【報告】国語に思想はあるか? ーイントロダクションー
2010年11月10日から12月17日まで4回にわたり,安田敏朗先生(一橋大学大学院言語社会研究科)の連続セミナー「『国語』に思想はあるか」を開催しました.これから数回に分けて報告します.
第1回(11月10日)イントロダクション
「『国語』に思想はあるか」という挑発的な題をかかげた連続セミナーの初日.安田氏は,イ・ヨンスク『「国語」という思想――近代日本の言語認識』(岩波書店、1996年)を取り上げ,そもそも「思想」と呼ぶべきものが「国語」に内在しているのかと問いかけた.「思想」らしきものがあるとすれば,それはむしろプロパガンダやイデオロギーの類であって,むしろ「制度」として「国語」を捉えるべきではないのか.
制度としての国語とは,簡単にいえば「統治制度」を言語に適用した見方である.「国語」は政策の対象になりうる以上,制度の一つであり,このように捉えることによって,植民地も含めた,扶植可能な制度としての国語政策という面も見えてくるし,今後の議論に資することができるのではないか.これが安田氏自身の問題意識であり,また連続セミナーに通底するテーマだった.
ただ,2回目以降により一層と問題となるのだが,国語は国民国家の政策により創り上げられた,極めて人為的な構築物でありながら,同時にその過程で新たな「自然さ」「本然さ」,ひいては想像的な局面である「愛」を獲得していくことになる.国語をめぐっては制度と愛が複雑に絡まり合う(不自然な) 様相を見なければならないというのは,斬新な提示だったと思う.

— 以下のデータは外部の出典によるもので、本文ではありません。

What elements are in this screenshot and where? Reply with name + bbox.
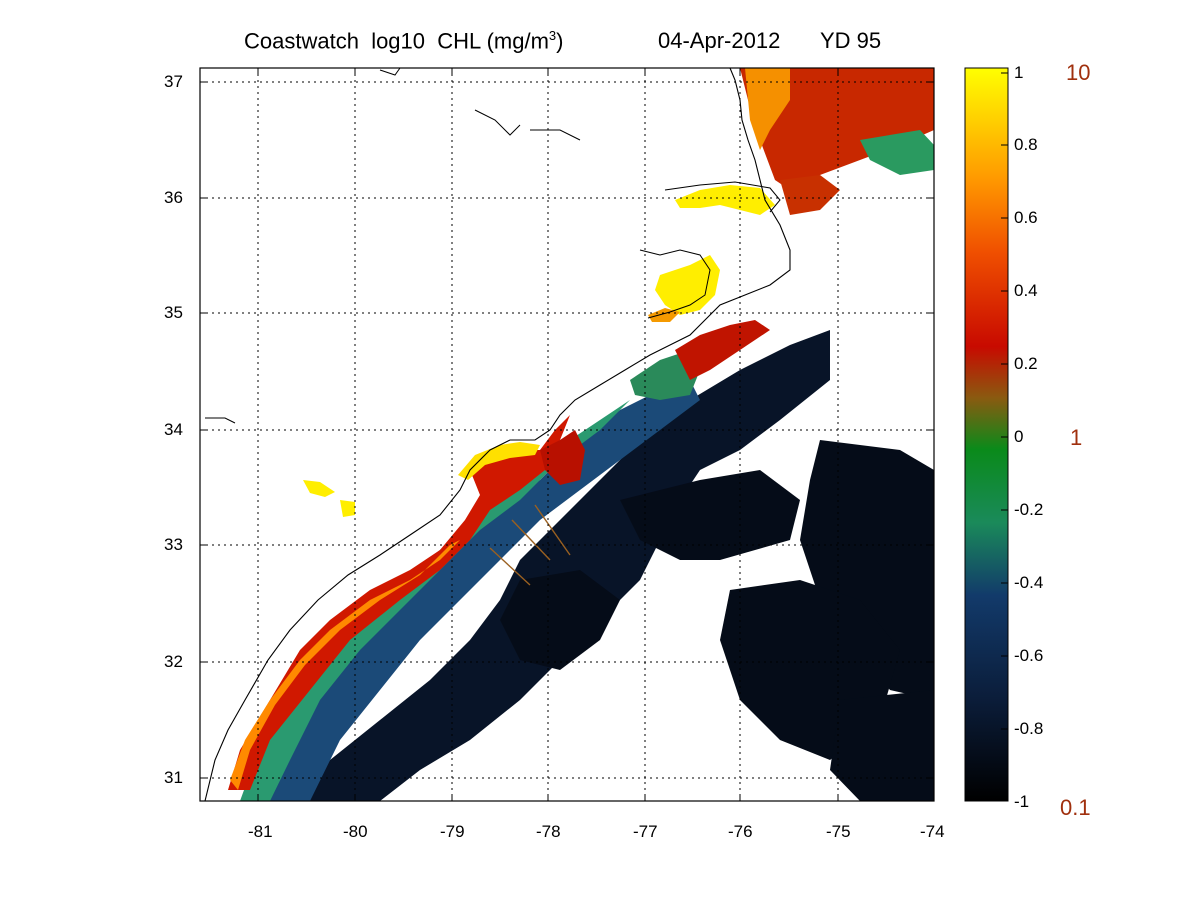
offshore-dark-patch-1: [620, 470, 800, 560]
title-variable: log10: [371, 28, 426, 54]
x-tick-label: -74: [920, 822, 945, 841]
colorbar-linear-label: 1: [1070, 425, 1083, 450]
outer-banks-red: [780, 175, 840, 215]
x-tick-label: -75: [826, 822, 851, 841]
transect-line-1: [489, 547, 531, 586]
colorbar-tick-label: 0.4: [1014, 281, 1038, 300]
y-tick-label: 36: [164, 188, 183, 207]
colorbar-tick-label: -0.6: [1014, 646, 1044, 665]
map-border: [199, 67, 935, 802]
transect-line-2: [511, 519, 551, 561]
colorbar-tick-label: -0.8: [1014, 719, 1044, 738]
x-tick-label: -78: [536, 822, 561, 841]
river-outline-4: [379, 67, 401, 76]
map-gridlines: [200, 68, 934, 801]
pamlico-sound-yellow: [655, 255, 720, 315]
colorbar-linear-label: 0.1: [1060, 795, 1091, 820]
offshore-dark-patch-4: [830, 690, 934, 801]
estuary-outline-albemarle: [664, 181, 781, 213]
y-tick-label: 33: [164, 535, 183, 554]
title-units-suffix: ): [556, 28, 564, 54]
map-title: Coastwatch log10 CHL (mg/m3): [244, 28, 563, 54]
chlorophyll-field: [228, 68, 934, 801]
low-chl-region: [300, 330, 830, 801]
transect-lines: [489, 504, 571, 586]
onslow-bay-red-patch: [540, 430, 585, 485]
shelf-blue-band: [250, 380, 700, 801]
title-source: Coastwatch: [244, 28, 359, 54]
chesapeake-offshore-green: [860, 130, 934, 175]
title-units-prefix: (mg/m: [486, 28, 549, 54]
inland-lake-1: [303, 480, 335, 497]
y-tick-label: 31: [164, 768, 183, 787]
x-tick-label: -77: [633, 822, 658, 841]
y-tick-label: 32: [164, 652, 183, 671]
y-tick-label: 37: [164, 72, 183, 91]
shelf-green-band: [240, 400, 630, 801]
estuary-outline-pamlico: [639, 249, 711, 319]
inland-lake-2: [340, 500, 355, 517]
colorbar-tick-label: -1: [1014, 792, 1030, 811]
colorbar-tick-label: 0.6: [1014, 208, 1038, 227]
colorbar-linear-label: 10: [1066, 60, 1091, 85]
title-quantity: CHL: [437, 28, 481, 54]
colorbar-ticks: [1001, 72, 1008, 730]
x-tick-label: -79: [440, 822, 465, 841]
coastal-yellow-fringe: [458, 442, 540, 480]
colorbar-tick-label: 0.2: [1014, 354, 1038, 373]
map-yearday: YD 95: [820, 28, 882, 53]
y-tick-label: 34: [164, 420, 183, 439]
map-date: 04-Apr-2012: [658, 28, 781, 53]
colorbar-tick-label: 0: [1014, 427, 1024, 446]
river-outline-3: [205, 417, 236, 424]
colorbar-tick-label: -0.2: [1014, 500, 1044, 519]
offshore-dark-patch-2: [800, 440, 934, 700]
colorbar-tick-label: 1: [1014, 63, 1024, 82]
title-units-exponent: 3: [548, 28, 557, 43]
transect-line-3: [534, 504, 571, 556]
colorbar: [964, 67, 1009, 802]
river-outline-2: [530, 129, 581, 141]
river-outline-1: [474, 109, 521, 136]
x-tick-label: -81: [248, 822, 273, 841]
x-tick-label: -80: [343, 822, 368, 841]
axis-ticks: [200, 68, 935, 801]
colorbar-tick-label: -0.4: [1014, 573, 1044, 592]
y-tick-label: 35: [164, 303, 183, 322]
offshore-dark-patch-5: [500, 570, 620, 670]
x-tick-label: -76: [728, 822, 753, 841]
cape-lookout-red-patch: [675, 320, 770, 380]
coastal-red-band: [228, 415, 570, 790]
colorbar-tick-label: 0.8: [1014, 135, 1038, 154]
chesapeake-offshore-orange: [745, 68, 790, 150]
albemarle-sound-yellow: [675, 185, 775, 215]
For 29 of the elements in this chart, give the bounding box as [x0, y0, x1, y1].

初回の講義はこの後,国語の成立過程を追って,効率化と大衆化,国民国家の時空の均質化(共時的構築)そしてひらがな専用論やローマ字専用論,言文一致(文言一致)といった表記論の問題へと話は続き,「国民国家の時空の歴史化(通時的構築)のためには、国史・国文学史とともに、国語史も整序されねばならない」という要請に応える者として上田万年(1867-1937)が登場する.彼は国家と言語の歴史的関係を示し,国語の自然さを訴える必要性を自覚していた.
国語の自然さを主張するために比較言語学の手法が用いられたのは知識としては知っていた.しかし,このように制度化と愛の絡み合いという文脈で捉える,制度としての国語「化」に貢献する言語学に対して,考えさせられた点が少なくとも2つあった.1つは,主張しようとしている言語学の科学性を自ら崩している点である.これは,国語の歴史性や「自然さ」といったものを主張するために,自ら非科学的な主張を行っているように見えるという点である.これは,あまり説明を要するものではないだろう.もう1つは,比較言語学の「祖語の再建を目指す」という方法自体に含まれる危うさである.資料に基く限り,音韻変化を主たる方法とした祖語の再建は間違ってはいないと思う.しかし,それが(後日,議論のデーマにもなるのだが)時流に乗り,半学者,半政治家の手にかかって危険な効力を発揮してしまった点も見逃してはならないと感じた.